25 Mar What can we learn about happiness from Facebook?
Facebook Measures British, Canadian, and Australian Happiness, Serious Case of Mondays
Facebook is a friendly distraction for most of us, but that doesn’t mean it can’t also be a tool: Facebook’s been exploring those billions of status updates as a social data source for example. The data on happiness indices around the world are fascinating.
Back in October 2009 Facebook began this experiment, using anonymized status updates from its U.S. users and correlating key words inside them with the Gross National Happiness Index (a movement dedicated to assessing how cheery or upset a nation’s citizens are.) Essentially Facebook’s data team picked key phrases that relate to positive or negative emotions, made a frequency count of their occurrence and look at how the resulting data trends over time.

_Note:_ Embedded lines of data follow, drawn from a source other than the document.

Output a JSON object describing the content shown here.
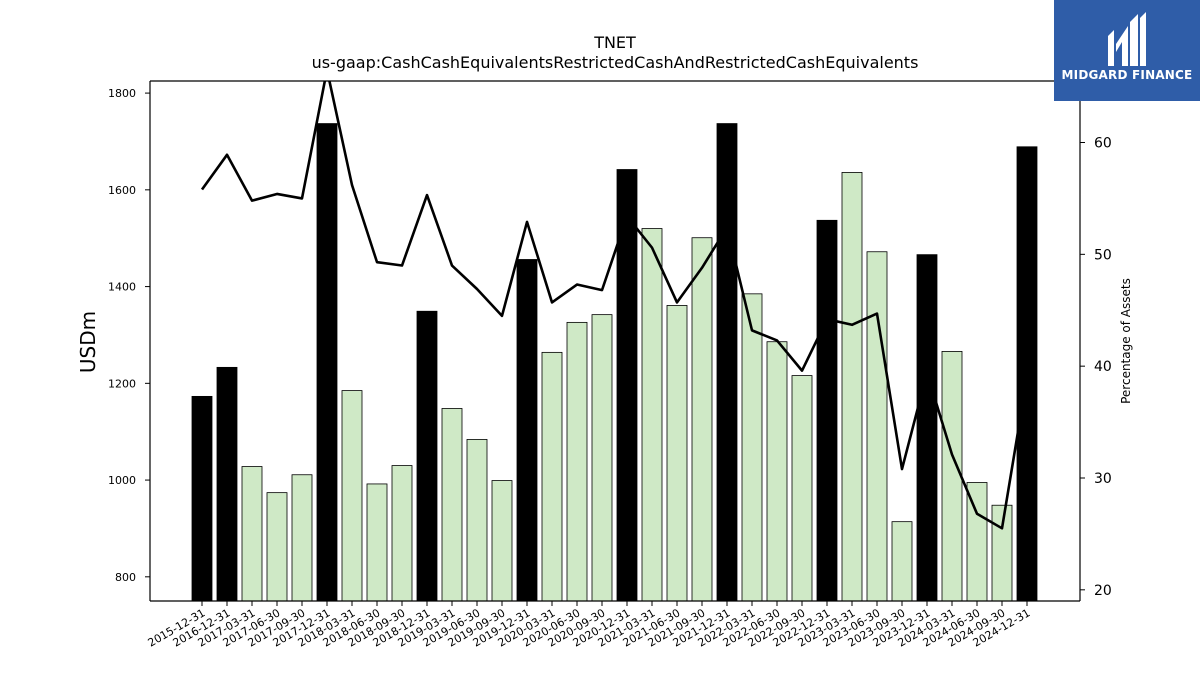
{
  "chart_data": {
    "type": "bar+line",
    "title": "TNET",
    "subtitle": "us-gaap:CashCashEquivalentsRestrictedCashAndRestrictedCashEquivalents",
    "ylabel": "USDm",
    "y2label": "Percentage of Assets",
    "ylim": [
      750,
      1825
    ],
    "y2lim": [
      19,
      65.5
    ],
    "yticks": [
      800,
      1000,
      1200,
      1400,
      1600,
      1800
    ],
    "y2ticks": [
      20,
      30,
      40,
      50,
      60
    ],
    "categories": [
      "2015-12-31",
      "2016-12-31",
      "2017-03-31",
      "2017-06-30",
      "2017-09-30",
      "2017-12-31",
      "2018-03-31",
      "2018-06-30",
      "2018-09-30",
      "2018-12-31",
      "2019-03-31",
      "2019-06-30",
      "2019-09-30",
      "2019-12-31",
      "2020-03-31",
      "2020-06-30",
      "2020-09-30",
      "2020-12-31",
      "2021-03-31",
      "2021-06-30",
      "2021-09-30",
      "2021-12-31",
      "2022-03-31",
      "2022-06-30",
      "2022-09-30",
      "2022-12-31",
      "2023-03-31",
      "2023-06-30",
      "2023-09-30",
      "2023-12-31",
      "2024-03-31",
      "2024-06-30",
      "2024-09-30",
      "2024-12-31"
    ],
    "bar_values": [
      1173,
      1233,
      1028,
      974,
      1011,
      1737,
      1185,
      992,
      1030,
      1349,
      1148,
      1084,
      999,
      1456,
      1264,
      1326,
      1342,
      1642,
      1520,
      1361,
      1501,
      1737,
      1385,
      1286,
      1216,
      1537,
      1636,
      1472,
      914,
      1466,
      1266,
      995,
      948,
      1689
    ],
    "bar_highlight": [
      true,
      true,
      false,
      false,
      false,
      true,
      false,
      false,
      false,
      true,
      false,
      false,
      false,
      true,
      false,
      false,
      false,
      true,
      false,
      false,
      false,
      true,
      false,
      false,
      false,
      true,
      false,
      false,
      false,
      true,
      false,
      false,
      false,
      true
    ],
    "line_values": [
      55.8,
      58.9,
      54.8,
      55.4,
      55.0,
      66.5,
      56.2,
      49.3,
      49.0,
      55.3,
      49.0,
      46.9,
      44.5,
      52.9,
      45.7,
      47.3,
      46.8,
      53.4,
      50.6,
      45.7,
      48.8,
      52.4,
      43.2,
      42.3,
      39.6,
      44.2,
      43.7,
      44.7,
      30.8,
      39.4,
      32.1,
      26.8,
      25.5,
      39.0
    ],
    "colors": {
      "highlight_bar": "#000000",
      "bar": "#cfe9c6",
      "bar_edge": "#000000",
      "line": "#000000"
    },
    "grid": false,
    "legend": "none"
  },
  "logo": {
    "name": "midgard-logo-mark",
    "text": "MIDGARD FINANCE"
  }
}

Some of the data isn’t all that surprising, but it does prove the validity of the experiment: For example the “happiness” count tends to go up towards the end of each week and peak at the weekend. Nobody, but nobody, prefers workdays and Mondays. Facebook had to tweak the key words it searched for due to different populations in each of the new nations it’s been analyzing (the U.K., Canada, and Australia) and to obvious “cultural differences in how people use language,” as their blog posting puts it. It would be unusual to see Brits saying they had a “bonza” morning, just as for a Canadian to note their afternoon was “a little sub-par.”